Antics ensue, revolving mostly around the sexual shenanigans of the two girls (mostly kinda icky), the endless arguments between the two goons (none of which were interesting at all) and the eventual discovery of what was in the trunk of the car that the ladies aren't supposed to know about (involving the creation of plaster casts made of the private parts of certain conservative political figures).

My biggest problem with the film was the ridiculous, over-the-top portrayal of lesbian sexuality. Coupled with the silly plaster casts we are often obliged to gaze at, and you've got a film that feels like it was written by a ninth grade boy who doesn't understand how sex works and REALLY doesn't understand how lesbian sex works. Most of the sex scenes were embarrassing to watch, they were so childish.
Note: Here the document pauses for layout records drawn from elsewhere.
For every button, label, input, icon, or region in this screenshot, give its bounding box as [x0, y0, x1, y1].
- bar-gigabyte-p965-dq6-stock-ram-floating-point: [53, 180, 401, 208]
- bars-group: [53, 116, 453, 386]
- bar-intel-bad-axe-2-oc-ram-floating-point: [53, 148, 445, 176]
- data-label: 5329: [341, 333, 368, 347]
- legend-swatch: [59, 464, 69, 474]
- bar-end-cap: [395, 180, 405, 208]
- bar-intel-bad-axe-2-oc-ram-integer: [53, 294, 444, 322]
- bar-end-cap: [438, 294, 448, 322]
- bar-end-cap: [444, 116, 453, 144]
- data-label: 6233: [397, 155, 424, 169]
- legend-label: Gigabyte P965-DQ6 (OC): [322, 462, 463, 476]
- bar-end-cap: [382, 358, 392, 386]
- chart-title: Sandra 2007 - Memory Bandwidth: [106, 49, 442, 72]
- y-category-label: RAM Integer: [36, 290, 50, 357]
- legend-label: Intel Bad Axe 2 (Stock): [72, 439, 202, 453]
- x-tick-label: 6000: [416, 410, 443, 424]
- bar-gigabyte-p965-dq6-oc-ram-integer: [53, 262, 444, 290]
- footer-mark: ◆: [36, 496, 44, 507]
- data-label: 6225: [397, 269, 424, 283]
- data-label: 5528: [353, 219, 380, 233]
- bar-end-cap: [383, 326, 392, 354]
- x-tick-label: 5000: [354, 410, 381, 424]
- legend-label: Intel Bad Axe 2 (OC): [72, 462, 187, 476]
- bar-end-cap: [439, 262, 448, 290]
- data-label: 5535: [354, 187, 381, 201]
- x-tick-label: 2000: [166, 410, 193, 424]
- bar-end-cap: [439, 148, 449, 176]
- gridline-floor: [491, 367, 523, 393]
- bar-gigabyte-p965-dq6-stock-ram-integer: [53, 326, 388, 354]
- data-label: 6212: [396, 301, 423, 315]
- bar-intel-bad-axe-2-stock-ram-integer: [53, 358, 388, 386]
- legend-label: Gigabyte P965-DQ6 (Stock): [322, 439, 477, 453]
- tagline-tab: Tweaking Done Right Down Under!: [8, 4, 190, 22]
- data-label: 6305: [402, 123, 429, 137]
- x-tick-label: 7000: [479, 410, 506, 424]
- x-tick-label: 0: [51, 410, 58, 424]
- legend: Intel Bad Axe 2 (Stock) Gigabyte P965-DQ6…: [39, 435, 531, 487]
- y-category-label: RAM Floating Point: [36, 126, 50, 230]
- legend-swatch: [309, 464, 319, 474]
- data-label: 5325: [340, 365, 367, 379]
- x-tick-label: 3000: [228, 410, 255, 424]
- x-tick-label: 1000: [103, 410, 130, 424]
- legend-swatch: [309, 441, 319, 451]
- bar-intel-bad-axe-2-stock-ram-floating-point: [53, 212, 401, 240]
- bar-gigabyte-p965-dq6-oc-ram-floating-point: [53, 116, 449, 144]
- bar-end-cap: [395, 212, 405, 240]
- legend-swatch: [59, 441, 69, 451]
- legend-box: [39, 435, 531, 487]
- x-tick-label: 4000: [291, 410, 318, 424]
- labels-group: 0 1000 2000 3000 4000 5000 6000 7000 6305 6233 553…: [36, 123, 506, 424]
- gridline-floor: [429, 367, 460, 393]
These scenes MIGHT have been at least some fun, had they not starred the truly dreadful Margaret Qualley. I've seen her give decent performances before (NOVITIATE, ONCE UPON A TIME IN HOLLYWOOD), but here her wild energy is uncontained and generic. Nothing she does feels rooted in any kind of reality, even the skewed reality of this film. It wants to be a daring performance; instead, it is silly and not for one moment did it feel like I watching a real person. Viswanathan, on the other hand, is marginally convincing, and the only character we root for at all.

Pedro Pascal and Matt Damon make very brief cameo appearances. They both look dreadfully embarrassed to be in the film. (I felt actively bad for Damon.) And the film even manages to make the delightful Colman Domingo uninteresting.

A deep disappointment, insulting to lesbians (rather than "liberating" as I assume it intended to be) and simply stunning to be coming from Ethan Coen. Avoid!!